6b) The vectors that are perpendicular to $V = (1,1,1)$ lie on a _ . 
6c) The vectors that are perpendicular to $V = (1,1,1)$ and $(1,2,3)$ lie on a __.
The back of the book gives the answer as plane and line, respectively. I'm not sure I understand why or how to go about solving this. I know that two lines are perpendicular to each other if their dot product is $0$. I'm also familiar with the intuition behind this in $\mathbb R^2$, but would appreciate some help on how to generalize this to $\mathbb R^3$ and beyond.

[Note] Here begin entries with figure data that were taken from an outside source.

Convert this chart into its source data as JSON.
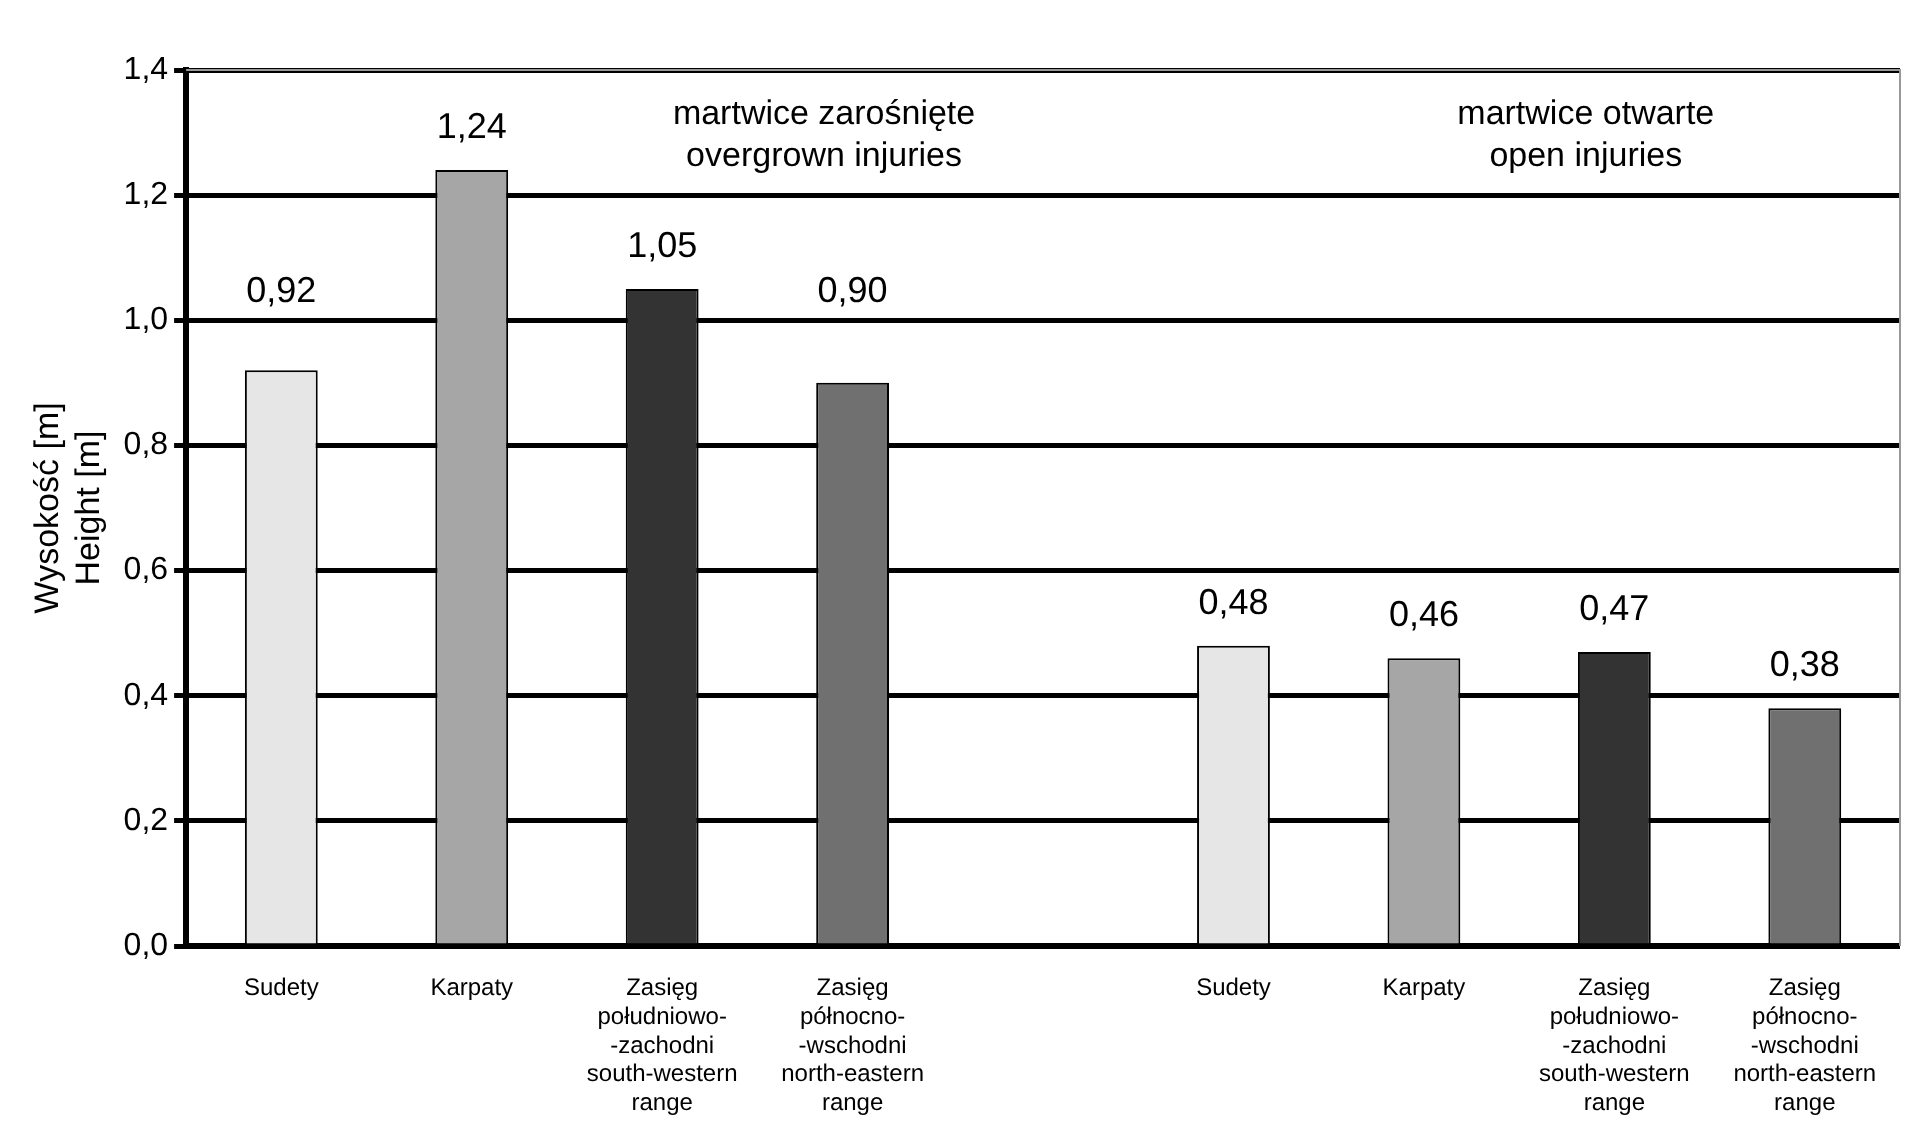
{
  "chart_data": {
    "type": "bar",
    "ylabel": "Wysokość [m]\nHeight [m]",
    "categories": [
      "Sudety",
      "Karpaty",
      "Zasięg\npołudniowo-\n-zachodni\nsouth-western\nrange",
      "Zasięg\npółnocno-\n-wschodni\nnorth-eastern\nrange",
      null,
      "Sudety",
      "Karpaty",
      "Zasięg\npołudniowo-\n-zachodni\nsouth-western\nrange",
      "Zasięg\npółnocno-\n-wschodni\nnorth-eastern\nrange"
    ],
    "values": [
      0.92,
      1.24,
      1.05,
      0.9,
      null,
      0.48,
      0.46,
      0.47,
      0.38
    ],
    "colors": [
      "#e6e6e6",
      "#a6a6a6",
      "#333333",
      "#707070",
      "#ffffff",
      "#e6e6e6",
      "#a6a6a6",
      "#333333",
      "#707070"
    ],
    "value_labels": [
      "0,92",
      "1,24",
      "1,05",
      "0,90",
      null,
      "0,48",
      "0,46",
      "0,47",
      "0,38"
    ],
    "ylim": [
      0,
      1.4
    ],
    "yticks": [
      {
        "value": 0,
        "label": "0,0"
      },
      {
        "value": 0.2,
        "label": "0,2"
      },
      {
        "value": 0.4,
        "label": "0,4"
      },
      {
        "value": 0.6,
        "label": "0,6"
      },
      {
        "value": 0.8,
        "label": "0,8"
      },
      {
        "value": 1,
        "label": "1,0"
      },
      {
        "value": 1.2,
        "label": "1,2"
      },
      {
        "value": 1.4,
        "label": "1,4"
      }
    ],
    "grid": "y",
    "legend": false,
    "annotations": [
      "martwice zarośnięte\novergrown injuries",
      "martwice otwarte\nopen injuries"
    ]
  }
}
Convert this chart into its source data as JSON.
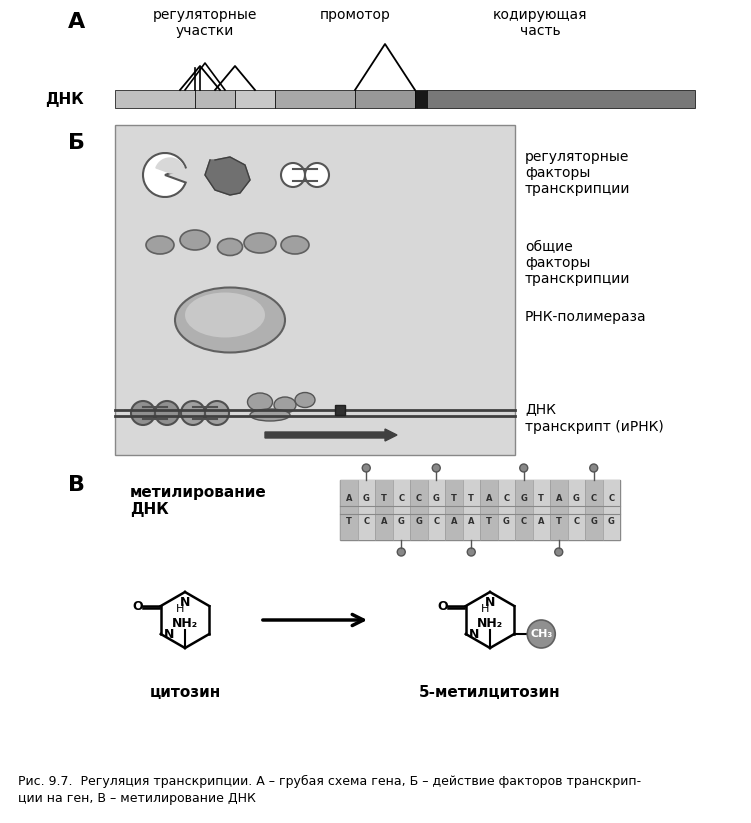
{
  "title_A": "А",
  "title_B": "Б",
  "title_C": "В",
  "label_regulatory_sites": "регуляторные\nучастки",
  "label_promoter": "промотор",
  "label_coding": "кодирующая\nчасть",
  "label_dna": "ДНК",
  "label_reg_factors": "регуляторные\nфакторы\nтранскрипции",
  "label_general_factors": "общие\nфакторы\nтранскрипции",
  "label_rna_pol": "РНК-полимераза",
  "label_dna2": "ДНК",
  "label_transcript": "транскрипт (иРНК)",
  "label_methylation": "метилирование\nДНК",
  "label_cytosine": "цитозин",
  "label_5methyl": "5-метилцитозин",
  "caption": "Рис. 9.7.  Регуляция транскрипции. А – грубая схема гена, Б – действие факторов транскрип-\nции на ген, В – метилирование ДНК",
  "bg_color": "#e8e8e8",
  "dna_colors": [
    "#c8c8c8",
    "#b0b0b0",
    "#a0a0a0",
    "#888888",
    "#202020",
    "#707070"
  ],
  "arrow_color": "#404040"
}
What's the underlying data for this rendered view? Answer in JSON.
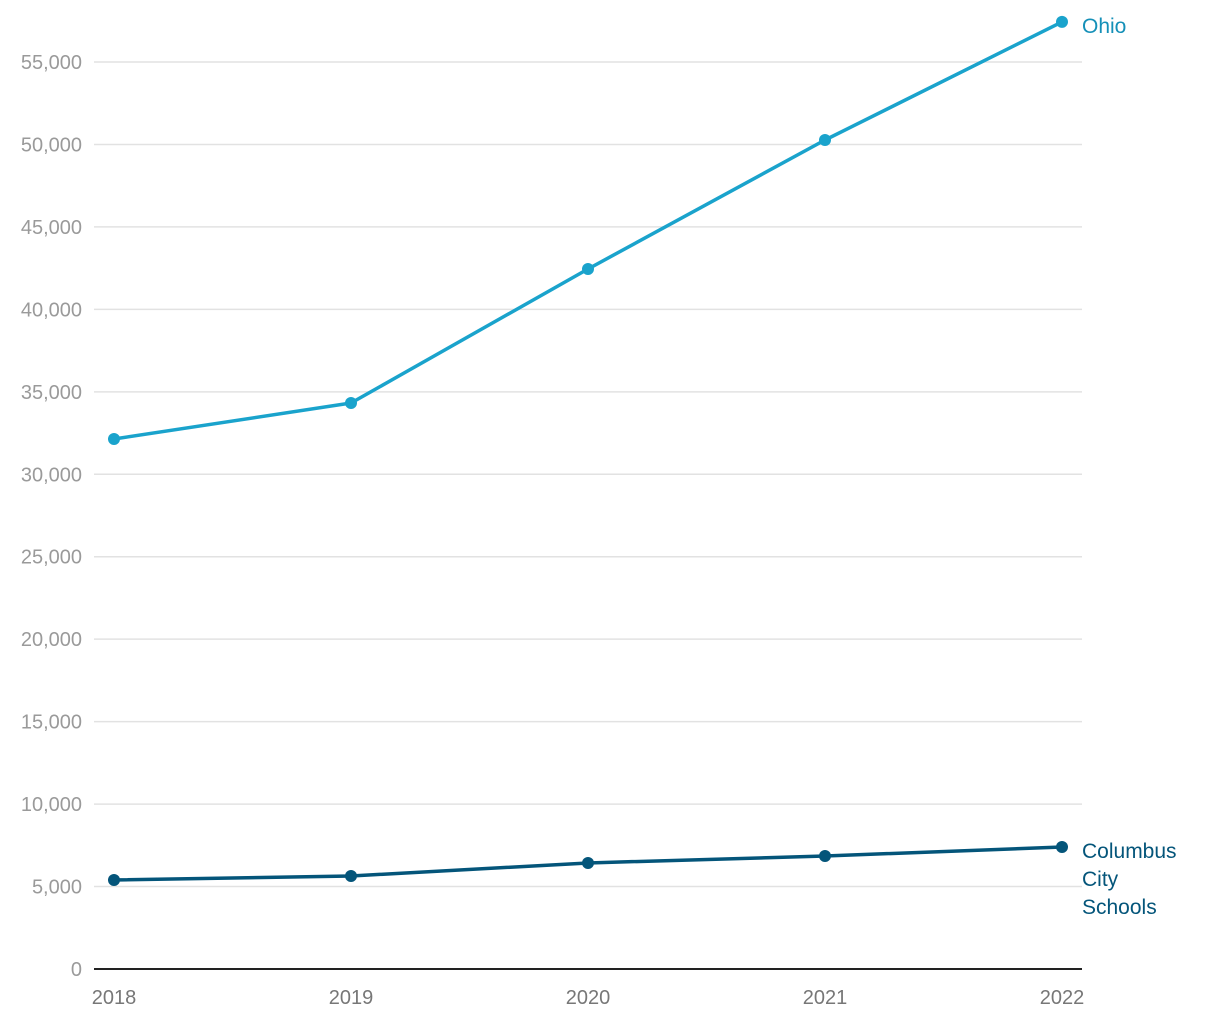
{
  "chart_data": {
    "type": "line",
    "title": "",
    "xlabel": "",
    "ylabel": "",
    "x": [
      2018,
      2019,
      2020,
      2021,
      2022
    ],
    "x_tick_labels": [
      "2018",
      "2019",
      "2020",
      "2021",
      "2022"
    ],
    "ylim": [
      0,
      55000
    ],
    "y_ticks": [
      0,
      5000,
      10000,
      15000,
      20000,
      25000,
      30000,
      35000,
      40000,
      45000,
      50000,
      55000
    ],
    "y_tick_labels": [
      "0",
      "5,000",
      "10,000",
      "15,000",
      "20,000",
      "25,000",
      "30,000",
      "35,000",
      "40,000",
      "45,000",
      "50,000",
      "55,000"
    ],
    "grid": true,
    "legend": "direct labels at line ends (right)",
    "series": [
      {
        "name": "Ohio",
        "label_lines": [
          "Ohio"
        ],
        "color": "#1aa3cc",
        "label_color": "#1590b8",
        "values": [
          32140,
          34320,
          42450,
          50270,
          57430
        ]
      },
      {
        "name": "Columbus City Schools",
        "label_lines": [
          "Columbus",
          "City",
          "Schools"
        ],
        "color": "#04557a",
        "label_color": "#04557a",
        "values": [
          5400,
          5640,
          6430,
          6850,
          7400
        ]
      }
    ]
  }
}
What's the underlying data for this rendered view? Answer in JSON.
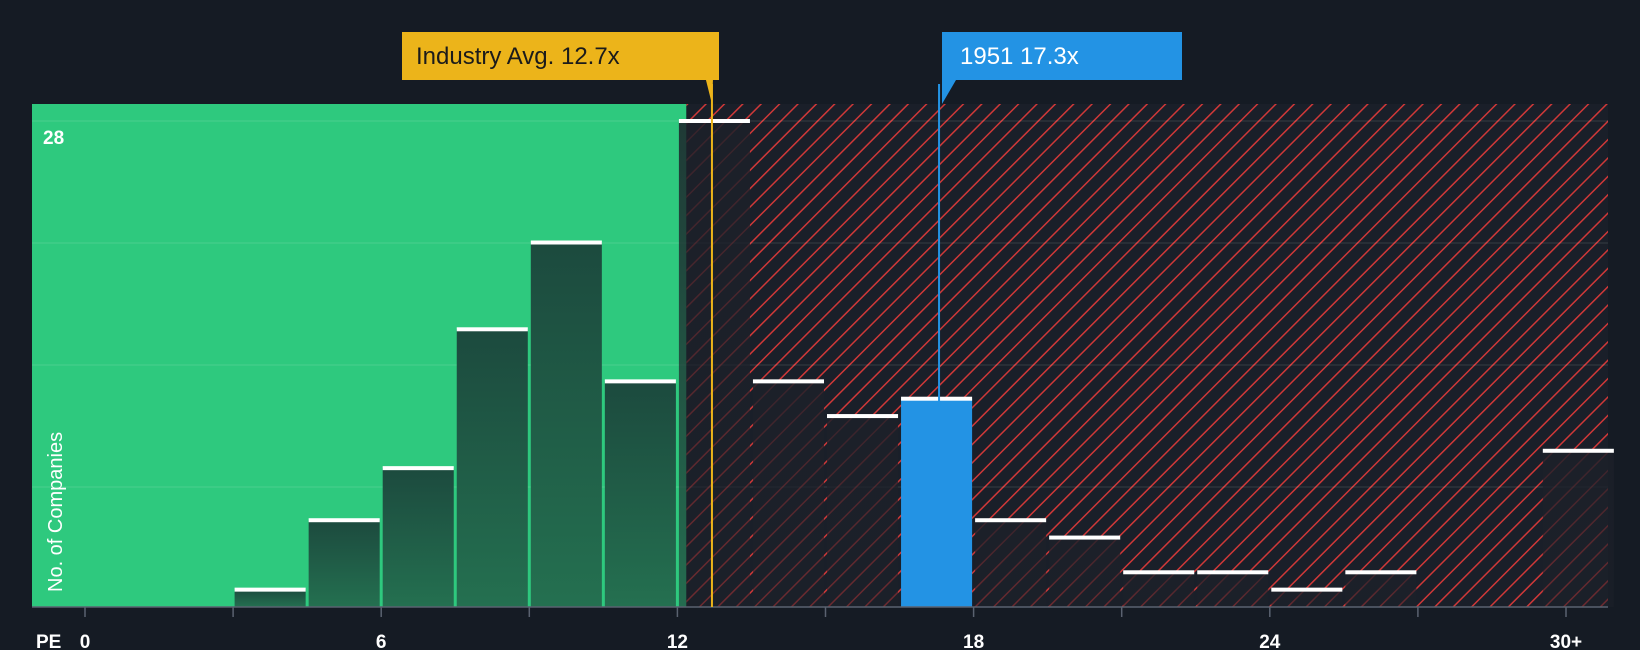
{
  "chart_data": {
    "type": "bar",
    "title": "",
    "xlabel": "PE",
    "ylabel": "No. of Companies",
    "xlim": [
      -1.5,
      30.5
    ],
    "ylim": [
      0,
      28
    ],
    "bin_width": 1.5,
    "x_ticks": [
      {
        "value": 0,
        "label": "0"
      },
      {
        "value": 6,
        "label": "6"
      },
      {
        "value": 12,
        "label": "12"
      },
      {
        "value": 18,
        "label": "18"
      },
      {
        "value": 24,
        "label": "24"
      },
      {
        "value": 30,
        "label": "30+"
      }
    ],
    "y_max_label": "28",
    "bins": [
      {
        "x": 3.75,
        "value": 1,
        "highlight": false
      },
      {
        "x": 5.25,
        "value": 5,
        "highlight": false
      },
      {
        "x": 6.75,
        "value": 8,
        "highlight": false
      },
      {
        "x": 8.25,
        "value": 16,
        "highlight": false
      },
      {
        "x": 9.75,
        "value": 21,
        "highlight": false
      },
      {
        "x": 11.25,
        "value": 13,
        "highlight": false
      },
      {
        "x": 12.75,
        "value": 28,
        "highlight": false
      },
      {
        "x": 14.25,
        "value": 13,
        "highlight": false
      },
      {
        "x": 15.75,
        "value": 11,
        "highlight": false
      },
      {
        "x": 17.25,
        "value": 12,
        "highlight": true
      },
      {
        "x": 18.75,
        "value": 5,
        "highlight": false
      },
      {
        "x": 20.25,
        "value": 4,
        "highlight": false
      },
      {
        "x": 21.75,
        "value": 2,
        "highlight": false
      },
      {
        "x": 23.25,
        "value": 2,
        "highlight": false
      },
      {
        "x": 24.75,
        "value": 1,
        "highlight": false
      },
      {
        "x": 26.25,
        "value": 2,
        "highlight": false
      },
      {
        "x": 30.25,
        "value": 9,
        "highlight": false
      }
    ],
    "industry_avg": {
      "value": 12.7,
      "label": "Industry Avg. 12.7x"
    },
    "company": {
      "value": 17.3,
      "label": "1951 17.3x"
    },
    "fair_split": 12.2,
    "colors": {
      "background": "#151b24",
      "green_zone": "#2ec97e",
      "red_hatch": "#d23a3a",
      "bar_dark": "#1d4a3c",
      "bar_cap": "#ffffff",
      "highlight": "#2393e4",
      "industry": "#ecb41a"
    }
  }
}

 A: Take two pencils of approximately equal length. Hold them together at a right angle. Leave one of the pencils in a fixed position and try to figure out all the different ways you can move the second pencil to make a right angle with the first. You'll see that sweeps out a plane.
Hold the two pencils at a right angle. Take a third pencil of any length and make it perpendicular to the other two. You will see why it is a line.
A: Any vector $(x,y,z)$ perpendicular to $(1,1,1)$ satisfies the condition $x+y+z=0$. The collection of such vectors is by definition a plane. 
If in addition the vector is perpendicular to $(1,2,3)$ then we have the added condition $x+2y+3z=0$. Together with $x+y+z=0$ this means all vectors of the type $(a,-2a,a)$ which is a line in the given plane. 
A: (1,1,1) is a vector. So vectors perpendicular to it ll lie in a plane. To get a feel put your finger perpendicularly on the wall. Your finger is (1,1,1) and the wall is the plane. For the second bit think reverse. wall contains the two vectors and your finger is the new line perpendicular to it.